YOGYAKARTA, SM Network – Pandemi Covid-19 yang berlangsung lebih satu tahun membuat masyarakat berada dalam kesulitan. Banyak yang tak lagi bekerja karena PHK, menutup usaha karena macet total sehingga tidak ada pemasukan.

”Ini menjadi keprihatinan kita sehingga perlu membantu mereka yang berada dalam kesulitan. Karena itu, selama puasa kami menggelar pasar gratis untuk pakaian dan takjil. Warga boleh bebas memilih dan mengambil pakaian sesuai dengan kebutuhannya,” tutur Ketua Remaja Masjid, Masjid Gedhe Al Munir, Iroyudan, Pajangan, Bantul, Aqimmudin.

Ia bersama teman-temannya remaja masjid setempat menggagas perlunya membantu warga dalam situasi sulit. Muncullah pasar gratis terutama pakaian untuk anak-anak, remaja, dewasa dan orang tua. Pasar buka setiap minggu sore menjelang berbuka puasa. Warga sangat antusias dan menyambut gembira kegiatan tersebut.

Harus Antre Warga yang datang ke lokasi bazar harus antre dan sabar menunggu giliran memasuki lokasi. Mereka tidak bisa langsung menerobos ke lokasi. Panitia sudah mengatur alur masuk dan keluar sehingga tidak berdesak-desakan dan berkerumun. Protokol kesehatan menjadi salah satu syarat bagi mereka yang memasuki lokasi bazar.

Mereka harus menggunakan masker, mencuci tangan dan tidak berdesakan. Antrean terlihat sampai panjang dan warga sabar menunggu giliran masuk ke bazar. Pakaian yang boleh diambil secara gratis berasal dariu warga setempat maupun warga lain yang ingin memberi bantuan. Dalam sehari, sekitar 300 potong pakaian habis. Namun selalu saja ada stok yang masuk sehingga panitia tidak kesulitan memperoleh bahannya.

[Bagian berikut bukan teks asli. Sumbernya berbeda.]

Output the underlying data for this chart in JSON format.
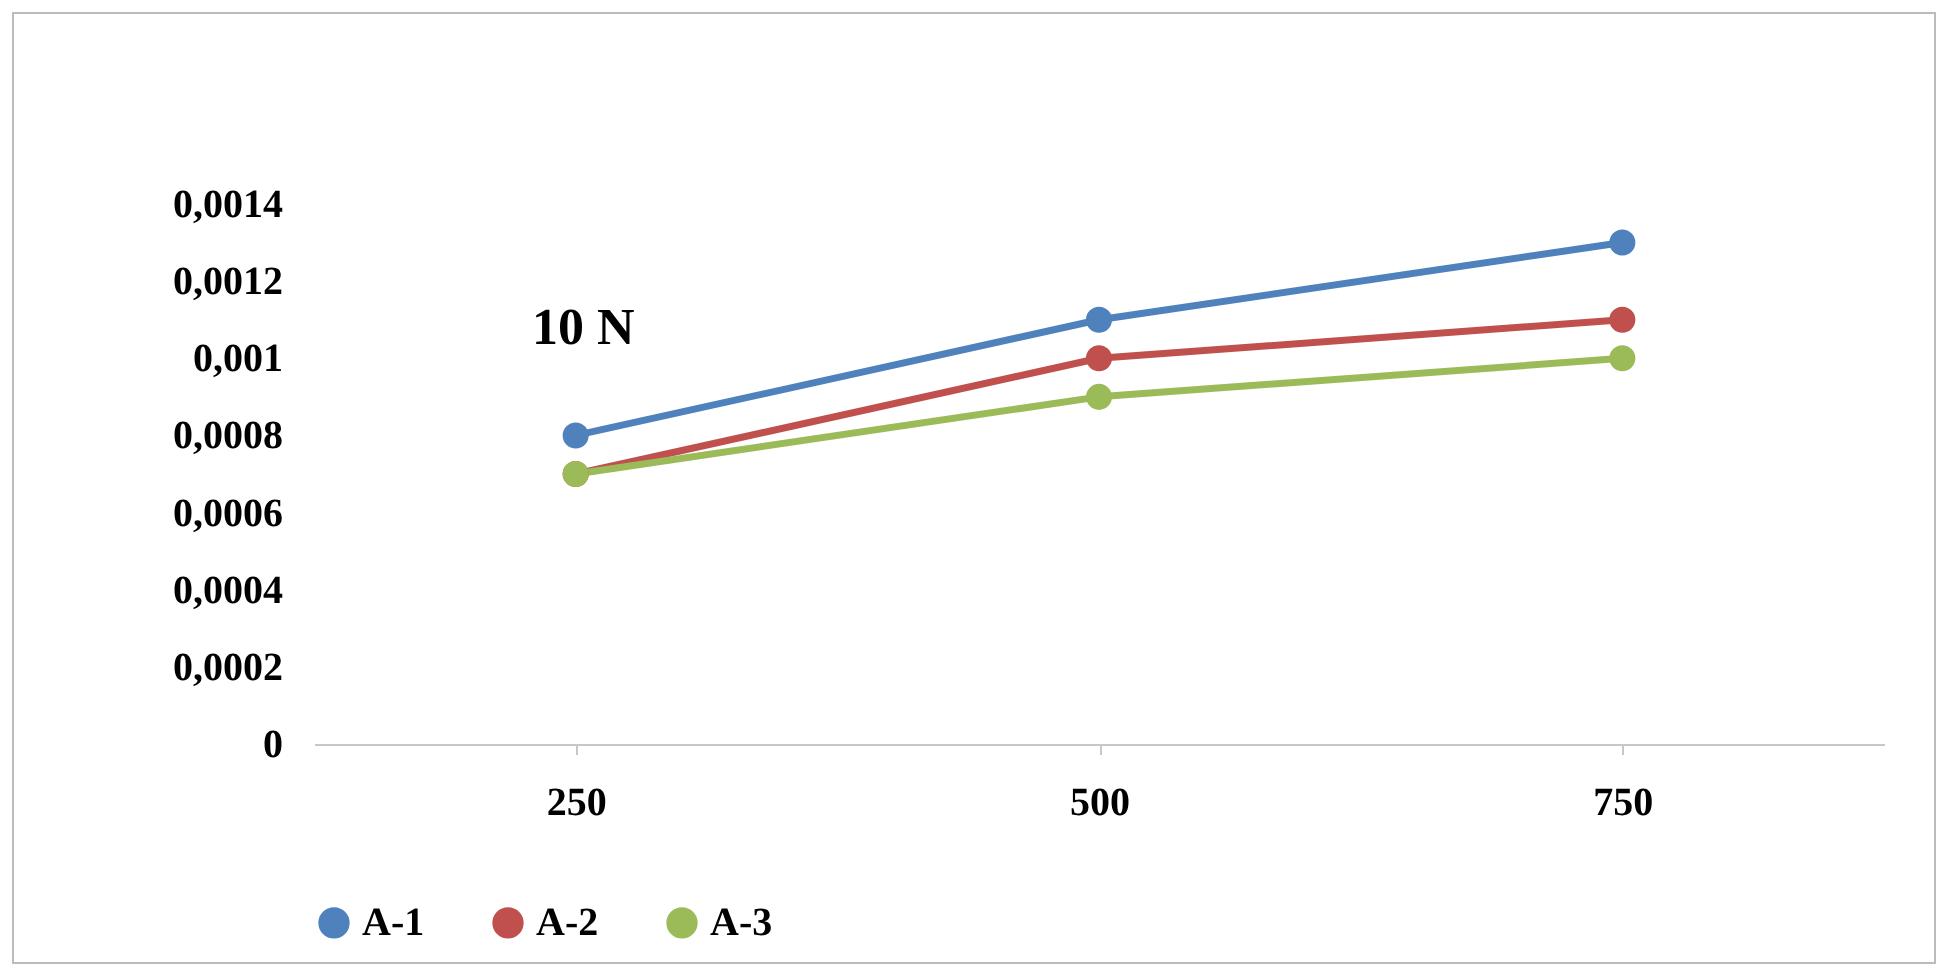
{
  "chart_data": {
    "type": "line",
    "title": "10 N",
    "categories": [
      "250",
      "500",
      "750"
    ],
    "series": [
      {
        "name": "A-1",
        "color": "#4f81bd",
        "values": [
          0.0008,
          0.0011,
          0.0013
        ]
      },
      {
        "name": "A-2",
        "color": "#c0504d",
        "values": [
          0.0007,
          0.001,
          0.0011
        ]
      },
      {
        "name": "A-3",
        "color": "#9bbb59",
        "values": [
          0.0007,
          0.0009,
          0.001
        ]
      }
    ],
    "ylim": [
      0,
      0.0014
    ],
    "yticks": [
      {
        "value": 0,
        "label": "0"
      },
      {
        "value": 0.0002,
        "label": "0,0002"
      },
      {
        "value": 0.0004,
        "label": "0,0004"
      },
      {
        "value": 0.0006,
        "label": "0,0006"
      },
      {
        "value": 0.0008,
        "label": "0,0008"
      },
      {
        "value": 0.001,
        "label": "0,001"
      },
      {
        "value": 0.0012,
        "label": "0,0012"
      },
      {
        "value": 0.0014,
        "label": "0,0014"
      }
    ],
    "grid": false,
    "legend": "bottom",
    "marker": "circle",
    "line_style": "solid"
  }
}
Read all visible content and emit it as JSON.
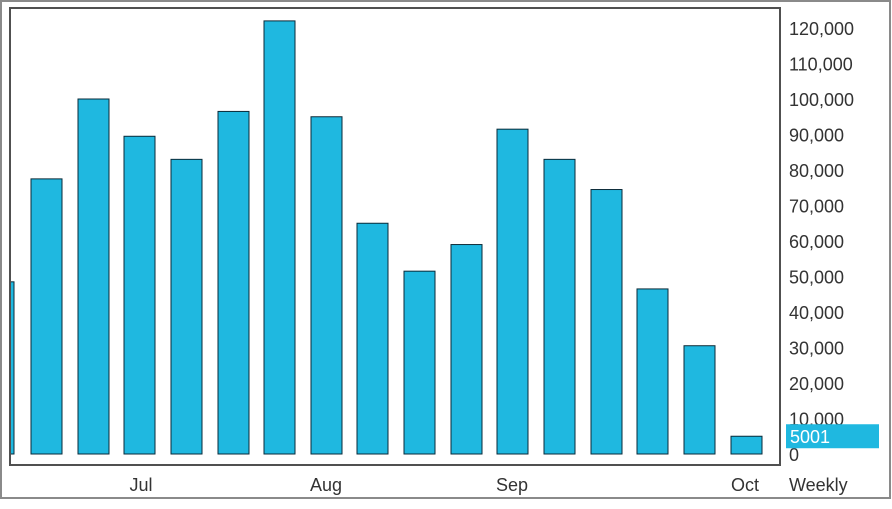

”Siapa saja boleh mengikuti bazar dan mengambil pakaian dan takjil gratis tetapi harus sabar antre. Kami tidak membatasi bagi yang sudah mengambil besok boleh ambil lagi, sesuaikan dengan kebutuhan agar semua bisa memperoleh bagian,” imbuh Ikhlasul Apol yang juga ikut menggagas bazar gratis.